30K of Wikipedia text isn't as helpful as an explanation of why too large of a cache is less optimal. When the cache gets too large the latency to find an item in the cache (factoring in cache misses) begins to approach the latency of looking up the item in main memory. I don't know what proportions CPU designers aim for, but I would think it is something analogous to the 80-20 guideline: You'd like to find your most common data in the cache 80% of the time, and the other 20% of the time you'll have to go to main memory to find it. (or whatever the CPU designers intended proportions may be.)
EDIT: I'm sure it's nowhere near 80%/20%, so substitute X and 1-X. :)

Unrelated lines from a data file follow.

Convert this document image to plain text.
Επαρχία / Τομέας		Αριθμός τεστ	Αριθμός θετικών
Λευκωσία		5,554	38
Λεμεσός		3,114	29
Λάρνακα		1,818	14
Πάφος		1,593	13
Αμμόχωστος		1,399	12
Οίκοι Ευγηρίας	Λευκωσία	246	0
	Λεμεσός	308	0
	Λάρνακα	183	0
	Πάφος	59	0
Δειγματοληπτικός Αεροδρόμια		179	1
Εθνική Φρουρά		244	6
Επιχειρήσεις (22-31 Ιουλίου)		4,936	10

One factor is that L1 fetches start before the TLB translations are complete so as to decrease latency. With a small enough cache and high enough way the index bits for the cache will be the same between virtual and physical addresses. This probably decreases the cost of maintaining memory coherency with a virtually-indexed, physically-tagged cache.

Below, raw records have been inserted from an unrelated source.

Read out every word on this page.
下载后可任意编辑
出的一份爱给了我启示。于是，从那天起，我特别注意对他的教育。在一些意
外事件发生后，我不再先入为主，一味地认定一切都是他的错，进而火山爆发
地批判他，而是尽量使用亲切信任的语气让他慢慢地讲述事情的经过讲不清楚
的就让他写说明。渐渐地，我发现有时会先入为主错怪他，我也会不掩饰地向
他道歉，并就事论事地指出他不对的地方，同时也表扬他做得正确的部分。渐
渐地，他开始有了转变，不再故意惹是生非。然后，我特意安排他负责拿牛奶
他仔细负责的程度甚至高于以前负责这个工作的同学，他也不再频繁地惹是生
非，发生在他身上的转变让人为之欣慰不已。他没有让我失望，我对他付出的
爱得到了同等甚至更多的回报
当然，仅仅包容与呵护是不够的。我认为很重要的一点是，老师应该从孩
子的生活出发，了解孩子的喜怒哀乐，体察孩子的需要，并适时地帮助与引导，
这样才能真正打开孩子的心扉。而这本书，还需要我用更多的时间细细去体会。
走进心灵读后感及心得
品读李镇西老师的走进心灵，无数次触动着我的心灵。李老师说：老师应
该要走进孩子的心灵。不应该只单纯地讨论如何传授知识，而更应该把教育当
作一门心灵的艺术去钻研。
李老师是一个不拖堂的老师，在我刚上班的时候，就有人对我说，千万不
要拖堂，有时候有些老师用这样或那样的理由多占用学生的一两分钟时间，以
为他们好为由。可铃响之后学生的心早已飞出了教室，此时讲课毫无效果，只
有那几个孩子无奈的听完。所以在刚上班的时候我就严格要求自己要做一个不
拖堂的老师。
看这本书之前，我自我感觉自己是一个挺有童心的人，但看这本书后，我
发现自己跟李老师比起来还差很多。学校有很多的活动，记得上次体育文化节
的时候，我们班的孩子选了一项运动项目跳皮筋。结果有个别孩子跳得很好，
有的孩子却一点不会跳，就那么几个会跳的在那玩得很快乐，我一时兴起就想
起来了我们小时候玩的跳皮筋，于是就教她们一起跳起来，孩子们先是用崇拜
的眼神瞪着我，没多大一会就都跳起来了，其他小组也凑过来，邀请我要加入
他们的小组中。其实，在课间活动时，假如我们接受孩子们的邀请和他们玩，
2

Cache size is influenced by many factors:
Speed of electric signals (should be if not the speed of light, something of same order of magnitude):
- 300 meters in one microsecond.
- 30 centimeters in one nanosecond.
Economic cost (circuits at different cache levels may be different and certain cache sizes may be unworth)
- Doubling cache size does not double performance (even if physics allowed that size to work) for small sizes doubling gives much more than double performance, for big sizes doubling cache size gives almost no extra performance.

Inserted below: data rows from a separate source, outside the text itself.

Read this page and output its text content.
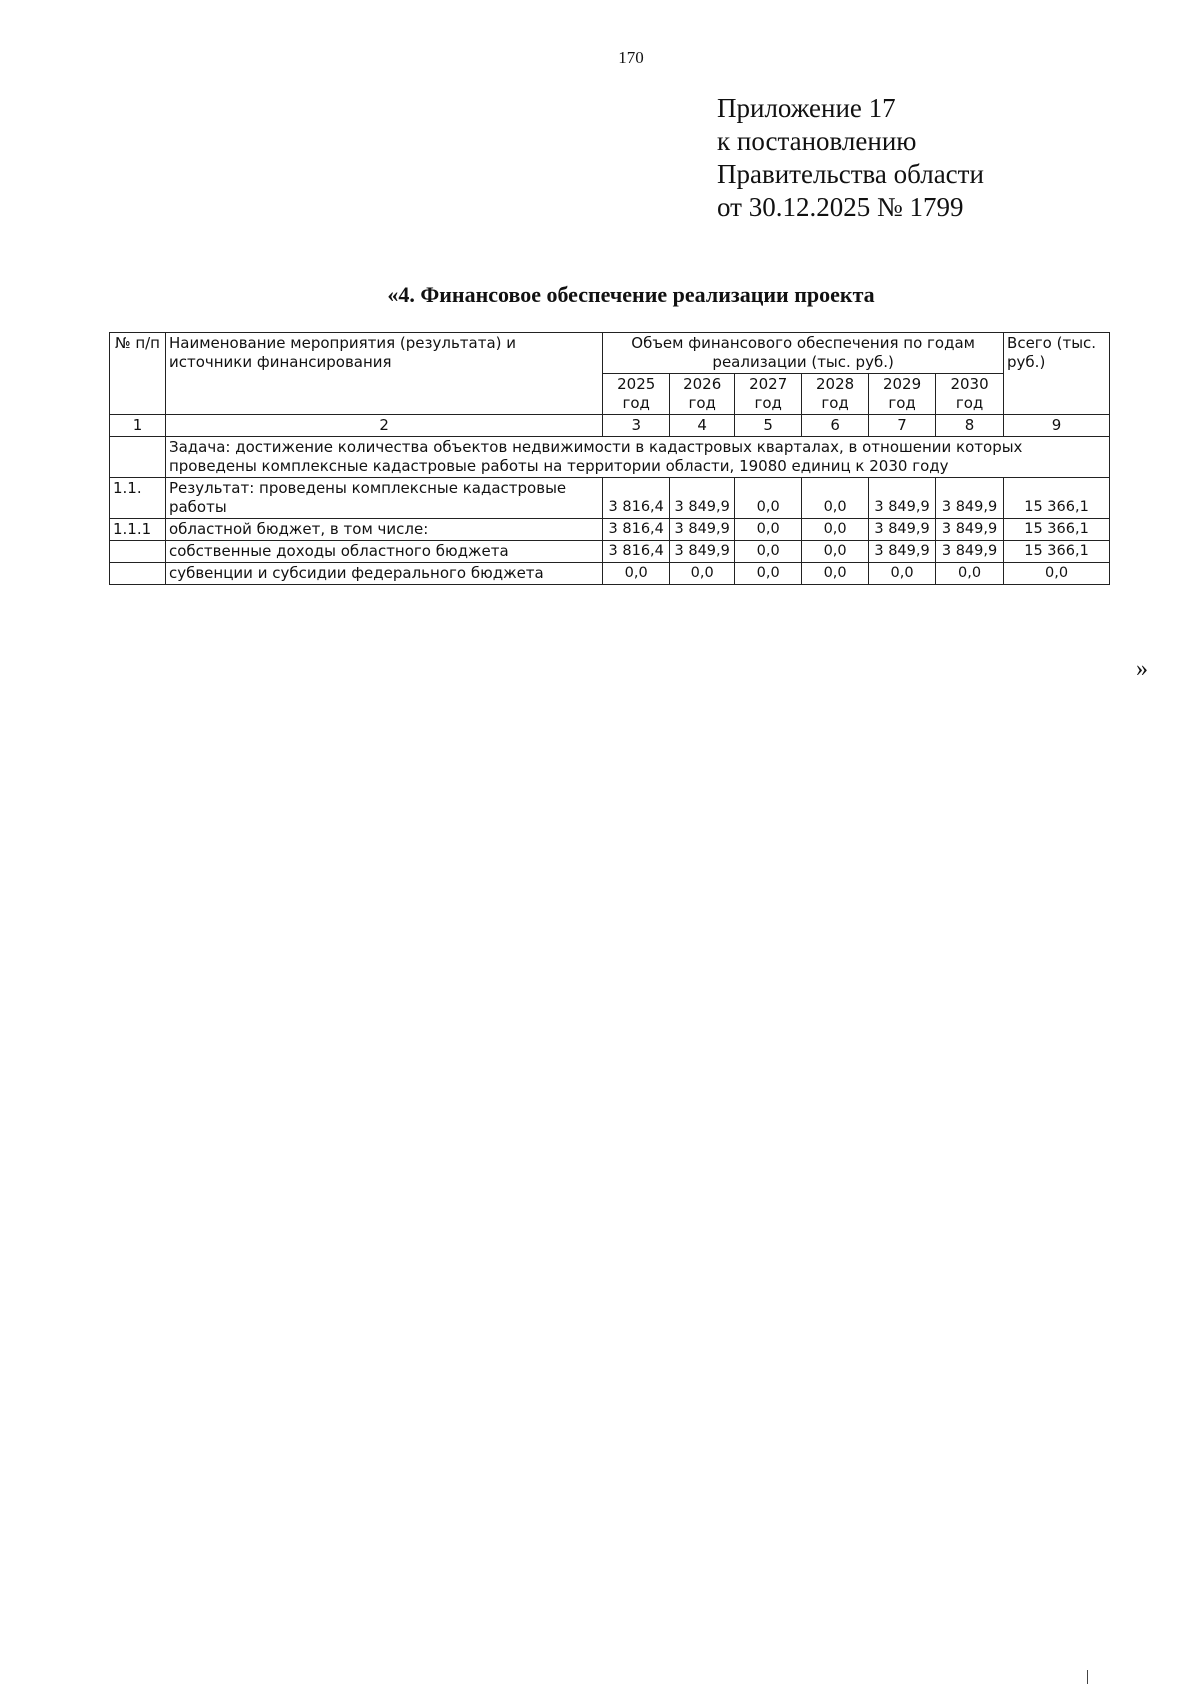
170
Приложение 17
к постановлению
Правительства области
от 30.12.2025 № 1799
«4. Финансовое обеспечение реализации проекта
№ п/п	Наименование мероприятия (результата) и источники финансирования	Объем финансового обеспечения по годам реализации (тыс. руб.)						Всего (тыс. руб.)
		2025 год	2026 год	2027 год	2028 год	2029 год	2030 год	
1	2	3	4	5	6	7	8	9
	Задача: достижение количества объектов недвижимости в кадастровых кварталах, в отношении которых проведены комплексные кадастровые работы на территории области, 19080 единиц к 2030 году							
1.1.	Результат: проведены комплексные кадастровые работы	3 816,4	3 849,9	0,0	0,0	3 849,9	3 849,9	15 366,1
1.1.1	областной бюджет, в том числе:	3 816,4	3 849,9	0,0	0,0	3 849,9	3 849,9	15 366,1
	собственные доходы областного бюджета	3 816,4	3 849,9	0,0	0,0	3 849,9	3 849,9	15 366,1
	субвенции и субсидии федерального бюджета	0,0	0,0	0,0	0,0	0,0	0,0	0,0
»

- At wikipedia you can find a chart showing for example how unworth is making caches bigger than 1MB (actually bigger caches exist but you must keep in count that those are multiprocessor cores.)
- For L1 caches there should be some other charts (that vendors don't show) that make convenient 64 Kb as size.
If L1 cache size didn't changed after 64kb it's because it was no longer worth. Also note that now there's a greater "culture" about cache and many programmers write "cache-friendly" code and/or use prefetech instructions to reduce latency.
I tried once creating a simple program that was accessing random locations in an array (of several MegaBytes): that program almost freezed the computer because for each random read a whole page was moved from RAM to cache and since that was done very often that simple program was draining out all bandwith leaving really few resources for the OS.